Start by taking your keying chart and marking on floor plans of your facility where each locked door and asset is located, or will be installed in the future. Then note where the primary users for each of those keys sit. Then consider the most common routes that they will take through your facility during the work day. This will inform your decision about where you place your key cabinets.
If your key control system is pen, paper, and lock-box-based then this is a simpler matter to sort out. It matters much more when you’re assembling an electronic key management system that will integrate with an existing access control system within your organization.
Many different methods are available for authentication and access control. Some of the more popular ones supported by Real Time Networks solutions are PIN Codes, Proximity (Prox) Cards, Biometrics, Iris Scans, and Smart Phone. You can combine multiple methods for higher levels of security, as business needs require.
A combination of your security team, IT team, physical plant staff, and contractors can now install the necessary locks, key cabinets, and provision keys. What also needs to happen at this stage is the deployment of your key control policy, which will help ensure your new infrastructure is used effectively.
Your key issuing policy should be developed with input from across your organization. From senior leadership, to security management, to operational staff. Final approval should be given by senior leadership, so it’s clear to all personnel that the policy is in-line with the organization’s goals.
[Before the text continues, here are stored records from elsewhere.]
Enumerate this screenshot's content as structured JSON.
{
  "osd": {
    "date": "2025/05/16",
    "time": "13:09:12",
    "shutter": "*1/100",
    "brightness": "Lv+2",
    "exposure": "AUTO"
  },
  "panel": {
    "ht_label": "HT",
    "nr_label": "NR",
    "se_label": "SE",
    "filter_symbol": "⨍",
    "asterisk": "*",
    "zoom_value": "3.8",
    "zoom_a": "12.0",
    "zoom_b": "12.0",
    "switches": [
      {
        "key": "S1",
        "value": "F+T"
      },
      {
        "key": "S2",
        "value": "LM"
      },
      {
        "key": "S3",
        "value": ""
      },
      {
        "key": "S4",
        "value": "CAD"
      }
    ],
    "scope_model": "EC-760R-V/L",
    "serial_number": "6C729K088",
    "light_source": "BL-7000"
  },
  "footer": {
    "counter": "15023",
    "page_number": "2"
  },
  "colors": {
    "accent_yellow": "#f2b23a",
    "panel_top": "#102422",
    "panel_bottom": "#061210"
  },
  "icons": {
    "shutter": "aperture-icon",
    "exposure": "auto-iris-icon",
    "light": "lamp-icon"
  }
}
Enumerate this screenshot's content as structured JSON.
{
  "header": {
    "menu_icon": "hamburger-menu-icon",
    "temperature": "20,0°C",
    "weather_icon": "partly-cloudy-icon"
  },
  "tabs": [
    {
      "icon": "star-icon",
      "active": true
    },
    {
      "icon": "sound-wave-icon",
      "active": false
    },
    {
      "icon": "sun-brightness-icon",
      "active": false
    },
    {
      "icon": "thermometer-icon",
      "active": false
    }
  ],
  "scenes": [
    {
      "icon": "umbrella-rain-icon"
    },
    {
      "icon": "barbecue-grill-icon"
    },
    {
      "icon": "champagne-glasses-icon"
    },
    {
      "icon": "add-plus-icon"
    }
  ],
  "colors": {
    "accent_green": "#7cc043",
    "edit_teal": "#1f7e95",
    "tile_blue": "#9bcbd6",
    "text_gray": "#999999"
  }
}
Your Key Issuing policy should detail how to record:
Make sure your policy can be consistently applied. In the past, this meant ensuring that log books and authorizing staff were always available near key cabinets. With electronic key management systems these functions are built into the access control panels and the lockers themselves.
Make sure exceptions can be handled in your system. For example, if you have an Accounting employee who works one day a week in a different department, make sure you have a way to authorize one day a week key access for any necessary keys. For example, with an electronic key management system, make sure a supervisor is able to issue manual overrides for that employee.
That said, access should be assigned based around normal business and not based around exceptional circumstances. Productivity will be better long term if the system is built to support normal business operations.
Transaction logs should periodically be audited. The exact frequency will likely depend on individual business security needs and regulatory obligations. Whatever is relevant for your organization should be outlined in your key policy as well.
Deploying an effective key control program is a serious commitment of time, money, and resources. But it’s not an impossible task, and is in fact well worth the effort. A number of valuable resources are available beyond this set of best practices. Some are listed below.
And you can always contact Real Time Networks’ team of key management experts for advice on deploying a program that’s a good fit for your organization.
The National Institute of Standards & Technology has become the de facto technical standards agency for the US government. Any businesses working with or for the US Federal government will need to be familiar with these requirements. The documents linked here might also work well as baseline access control standards for private businesses.
ISO 55000 is an internationally-recognized standard for asset management. It is highly-flexible and suitable for a broad range of use cases and industries. The 55000 Series standard launched in 2014, replacing the earlier PAS 55 standard.